Atteindre la page, tourner le rivage

Elle n’aimait pas avoir froid et pourtant elle était allée à Montréal en plein hiver, avec de la neige jusqu’aux genoux, le nez rouge et les oreilles gelées prêtes à tomber. Elle s’était assise au café sur Sainte-Catherine, elle avait commandé un chocolat chaud, très chaud avec de la chantilly et des mini-chamallows. Ses mains enveloppaient sa tasse et ses yeux regardaient le trottoir d’en face : un tas de neige glacée entre le trottoir et la chaussée.
Elle s’imaginait y faire jouer ses poupées. Barbie fait du ski en Sibérie. Elle prit son cahier et un stylo au fond de son sac. C’est un temps à écrire des nouvelles, se dit-elle. Des histoires sans queue ni tête mais, espérait-elle des histoires qui réchaufferaient les cœurs.
Elle s’aventura à une parodie de Dracula en Islande. Puis n’y trouva aucun intérêt. Elle rédigea quelques mots sur un élève subjugué par son prof puis se dit que c’était déjà fait, à l’écrit, en images, en noir et blanc et en couleurs. La muse et son pygmalion. Le disciple et son maître. Toujours un rapport de forces, de connaissances inégales. De quel côté était vraiment les connaissances, de quel côté penchait la balance sur celui qui était le plus fort ?

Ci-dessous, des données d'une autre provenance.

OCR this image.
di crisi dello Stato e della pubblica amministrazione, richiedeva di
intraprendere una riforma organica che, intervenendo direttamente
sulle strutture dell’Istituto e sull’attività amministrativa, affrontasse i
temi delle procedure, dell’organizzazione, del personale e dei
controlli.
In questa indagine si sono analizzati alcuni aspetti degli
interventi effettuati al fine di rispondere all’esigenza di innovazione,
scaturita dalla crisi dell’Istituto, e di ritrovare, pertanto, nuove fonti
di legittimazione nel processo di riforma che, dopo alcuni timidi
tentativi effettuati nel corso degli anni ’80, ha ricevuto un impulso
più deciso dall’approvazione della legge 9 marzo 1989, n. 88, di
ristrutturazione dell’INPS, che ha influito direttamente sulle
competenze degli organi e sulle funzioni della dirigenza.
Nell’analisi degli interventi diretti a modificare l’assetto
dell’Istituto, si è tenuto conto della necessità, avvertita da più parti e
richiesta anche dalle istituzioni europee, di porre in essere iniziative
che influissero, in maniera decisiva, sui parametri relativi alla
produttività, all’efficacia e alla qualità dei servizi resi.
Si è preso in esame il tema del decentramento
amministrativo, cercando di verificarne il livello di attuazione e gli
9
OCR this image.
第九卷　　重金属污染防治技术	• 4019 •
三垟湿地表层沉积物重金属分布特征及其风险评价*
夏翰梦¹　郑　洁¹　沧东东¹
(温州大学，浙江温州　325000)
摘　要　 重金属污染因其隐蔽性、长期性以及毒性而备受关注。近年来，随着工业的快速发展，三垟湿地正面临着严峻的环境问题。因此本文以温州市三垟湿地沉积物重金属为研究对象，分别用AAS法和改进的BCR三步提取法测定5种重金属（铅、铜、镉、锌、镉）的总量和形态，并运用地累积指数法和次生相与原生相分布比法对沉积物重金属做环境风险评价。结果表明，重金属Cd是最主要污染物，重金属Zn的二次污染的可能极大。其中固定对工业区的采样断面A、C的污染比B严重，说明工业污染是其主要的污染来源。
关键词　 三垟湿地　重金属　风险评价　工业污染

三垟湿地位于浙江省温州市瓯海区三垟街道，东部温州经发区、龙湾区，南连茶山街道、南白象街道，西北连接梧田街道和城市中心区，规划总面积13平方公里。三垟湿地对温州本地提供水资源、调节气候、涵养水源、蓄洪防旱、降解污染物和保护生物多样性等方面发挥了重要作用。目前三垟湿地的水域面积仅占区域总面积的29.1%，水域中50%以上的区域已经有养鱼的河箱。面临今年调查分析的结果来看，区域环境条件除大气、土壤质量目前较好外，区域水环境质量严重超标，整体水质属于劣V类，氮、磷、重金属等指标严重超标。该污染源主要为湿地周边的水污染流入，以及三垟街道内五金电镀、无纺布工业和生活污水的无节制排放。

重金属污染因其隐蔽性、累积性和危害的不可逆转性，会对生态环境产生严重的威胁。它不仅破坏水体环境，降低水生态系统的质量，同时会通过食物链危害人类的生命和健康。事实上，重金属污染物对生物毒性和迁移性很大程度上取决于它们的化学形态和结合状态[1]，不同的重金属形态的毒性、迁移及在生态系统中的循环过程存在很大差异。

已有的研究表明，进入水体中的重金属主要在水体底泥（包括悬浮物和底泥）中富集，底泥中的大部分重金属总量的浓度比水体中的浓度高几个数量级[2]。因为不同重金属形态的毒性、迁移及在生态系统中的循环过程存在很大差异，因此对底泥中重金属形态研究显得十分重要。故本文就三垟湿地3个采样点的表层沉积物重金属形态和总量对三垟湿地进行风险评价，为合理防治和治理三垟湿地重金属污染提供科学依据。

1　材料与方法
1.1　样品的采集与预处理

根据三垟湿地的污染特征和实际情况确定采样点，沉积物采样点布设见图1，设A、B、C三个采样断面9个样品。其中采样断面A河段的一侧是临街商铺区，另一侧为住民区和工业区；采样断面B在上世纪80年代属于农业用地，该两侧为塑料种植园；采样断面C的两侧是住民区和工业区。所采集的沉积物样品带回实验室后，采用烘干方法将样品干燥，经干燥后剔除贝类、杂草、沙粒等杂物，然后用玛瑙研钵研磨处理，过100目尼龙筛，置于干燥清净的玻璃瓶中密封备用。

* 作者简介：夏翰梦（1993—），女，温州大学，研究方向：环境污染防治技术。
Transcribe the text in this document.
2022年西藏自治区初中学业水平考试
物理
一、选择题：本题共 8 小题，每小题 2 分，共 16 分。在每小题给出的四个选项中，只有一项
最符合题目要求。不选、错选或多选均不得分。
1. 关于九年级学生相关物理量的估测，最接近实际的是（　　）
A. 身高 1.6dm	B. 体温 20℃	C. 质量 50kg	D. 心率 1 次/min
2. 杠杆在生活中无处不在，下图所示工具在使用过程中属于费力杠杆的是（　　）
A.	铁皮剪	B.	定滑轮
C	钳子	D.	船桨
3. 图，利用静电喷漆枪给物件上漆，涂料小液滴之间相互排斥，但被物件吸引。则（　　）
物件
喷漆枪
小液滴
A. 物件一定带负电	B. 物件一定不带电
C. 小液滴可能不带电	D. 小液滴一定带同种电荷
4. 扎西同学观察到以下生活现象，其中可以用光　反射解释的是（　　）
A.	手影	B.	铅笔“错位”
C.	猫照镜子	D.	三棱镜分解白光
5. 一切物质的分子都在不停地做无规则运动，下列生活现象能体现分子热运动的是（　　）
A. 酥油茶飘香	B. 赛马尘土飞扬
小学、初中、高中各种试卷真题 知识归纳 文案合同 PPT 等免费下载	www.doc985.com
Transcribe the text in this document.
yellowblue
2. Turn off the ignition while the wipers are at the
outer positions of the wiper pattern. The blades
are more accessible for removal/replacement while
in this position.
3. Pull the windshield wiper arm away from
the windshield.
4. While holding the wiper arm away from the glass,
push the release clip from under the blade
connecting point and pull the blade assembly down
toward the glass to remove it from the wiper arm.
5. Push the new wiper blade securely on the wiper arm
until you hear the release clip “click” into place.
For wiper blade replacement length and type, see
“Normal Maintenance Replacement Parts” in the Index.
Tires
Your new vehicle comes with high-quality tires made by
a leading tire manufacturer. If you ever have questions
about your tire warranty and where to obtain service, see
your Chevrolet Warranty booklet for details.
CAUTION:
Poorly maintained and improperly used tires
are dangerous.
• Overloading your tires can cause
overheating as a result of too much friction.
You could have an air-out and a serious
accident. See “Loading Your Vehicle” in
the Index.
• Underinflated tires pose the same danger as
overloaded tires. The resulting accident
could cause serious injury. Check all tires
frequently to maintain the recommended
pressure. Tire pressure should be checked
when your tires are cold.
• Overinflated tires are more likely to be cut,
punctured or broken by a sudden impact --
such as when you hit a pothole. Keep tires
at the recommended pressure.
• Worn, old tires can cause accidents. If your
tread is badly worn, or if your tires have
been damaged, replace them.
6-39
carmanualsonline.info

A la table d’à côté, elle vit son voisin lire Americanah. Elle ne l’avait pas lu mais avait lu autre chose de l’auteur. Autour de ton cou. Elle ne s’en souvenait plus. Elle oubliait souvent, trop souvent ce qu’elle avait lu. Il ne lui restait que son ressenti, pas l’histoire en elle-même. C’est pour ça qu’elle avait beaucoup de mal à écrire, à écrire une histoire dont elle-même se souviendrait. Etait-ce son réel objectif ? Etait-ce vraiment ce qu’elle voulait faire de sa vie ? En attendant, elle griffonnait des lignes et des lignes sur son cahier.
Elle détestait ce qu’elle écrivait. Elle n’aimait rien de ce qu’elle tentait. Elle n’avait que des ébauches, des débuts de phrase. Rien pour la faire avancer dans une belle histoire. Elle inventait sa vie, celle des gens qu’elle croisait, ceux qu’elle voyait par sa fenêtre. Elle se perdait dans des détails sans importance ni pour l’intrigue, ni pour sa vie.
Elle aurait aimé capter l’attention d’un lecteur ou deux mais elle ne montrait rien à personne. Ses cahiers s’empilaient, témoins de toutes ses espérances qui saignaient de l’encre noire ou bleue selon le stylo qu’elle avait trouvé ce jour-là.
Elle aurait tant aimé un jour voir son ouvrage dans les mains de son voisin de café, le voir parcourir ses pages et les dévorer. Elle resterait là à contempler son visage pour voir si lui se souviendrait de son texte imprimé. Oserait-elle alors traverser la brèche, les quelques mètres qui les séparaient pour lui dire : « Vous aimez ? » Oserait-elle dès lors lui avouer qu’il lisait ses mots à elle ?
C’était l’hiver. Elle était assise à un café avec sa tasse de chocolat chaud qui refroidissait, la chantilly s’était noyée et les chamallows avaient fondu. Elle écrivait ligne après ligne. Elle écrivait tout et n’importe quoi. Sa liste de courses comme ses rêves les plus fous. Elle aurait dû demander un peu de whisky plutôt. Un peu d’alcool, ça ne peut pas faire de mal. Surtout quand on veut rejoindre l’autre rivage, celui où on croit devoir mener notre vie. Là-bas mais pas ici. Toujours là-bas et au-delà.